The two men sitting on the bed stood up and came over, standing behind him so that he could not see them, but where they could hear better. They were both silent, but the Professor started and quivered. His face, however, grew grimmer and sterner still. Renfield went on without noticing, "When Mrs. Harker came in to see me this afternoon she wasn't the same. It was like tea after the teapot has been watered." Here we all moved, but no one said a word.
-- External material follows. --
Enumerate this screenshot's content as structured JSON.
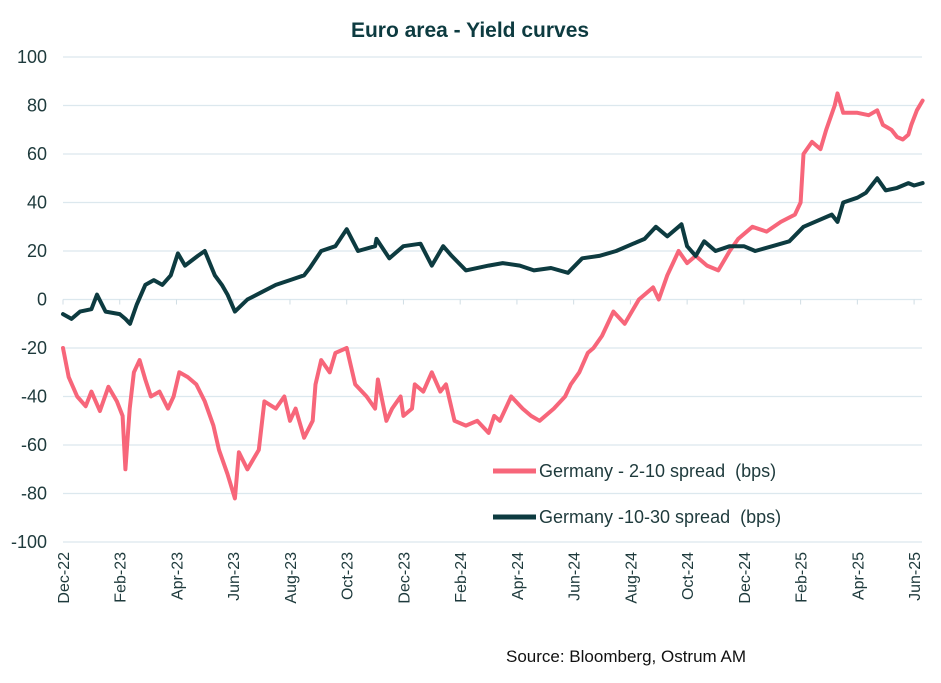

He went on, "I didn't know that she was here till she spoke, and she didn't look the same. I don't care for the pale people. I like them with lots of blood in them, and hers all seemed to have run out. I didn't think of it at the time, but when she went away I began to think, and it made me mad to know that He had been taking the life out of her." I could feel that the rest quivered, as I did; but we remained otherwise still. "So when He came tonight I was ready for Him. I saw the mist stealing in, and I grabbed it tight. I had heard that madmen have unnatural strength. And as I knew I was a madman, at times anyhow, I resolved to use my power. Ay, and He felt it too, for He had to come out of the mist to struggle with me. I held tight, and I thought I was going to win, for I didn't mean Him to take any more of her life, till I saw His eyes. They burned into me, and my strength became like water. He slipped through it, and when I tried to cling to Him, He raised me up and flung me down. There was a red cloud before me, and a noise like thunder, and the mist seemed to steal away under the door."
His voice was becoming fainter and his breath more stertorous. Van Helsing stood up instinctively.
"We know the worst now," he said. "He is here, and we know his purpose. It may not be too late. Let us be armed, the same as we were the other night, but lose no time, there is not an instant to spare."
There was no need to put our fear, nay our conviction, into words, we shared them in common. We all hurried and took from our rooms the same things that we had when we entered the Count's house. The Professor had his ready, and as we met in the corridor he pointed to them significantly as he said, "They never leave me, and they shall not till this unhappy business is over. Be wise also, my friends. It is no common enemy that we deal with Alas! Alas! That dear Madam Mina should suffer!" He stopped, his voice was breaking, and I do not know if rage or terror predominated in my own heart.
Outside the Harkers' door we paused. Art and Quincey held back, and the latter said, "Should we disturb her?"
"We must," said Van Helsing grimly. "If the door be locked, I shall break it in."
"May it not frighten her terribly? It is unusual to break into a lady's room!"
Van Helsing said solemnly, "You are always right. But this is life and death. All chambers are alike to the doctor. And even were they not they are all as one to me tonight. Friend John, when I turn the handle, if the door does not open, do you put your shoulder down and shove; and you too, my friends. Now!"
He turned the handle as he spoke, but the door did not yield. We threw ourselves against it. With a crash it burst open, and we almost fell headlong into the room. The Professor did actually fall, and I saw across him as he gathered himself up from hands and knees. What I saw appalled me. I felt my hair rise like bristles on the back of my neck, and my heart seemed to stand still.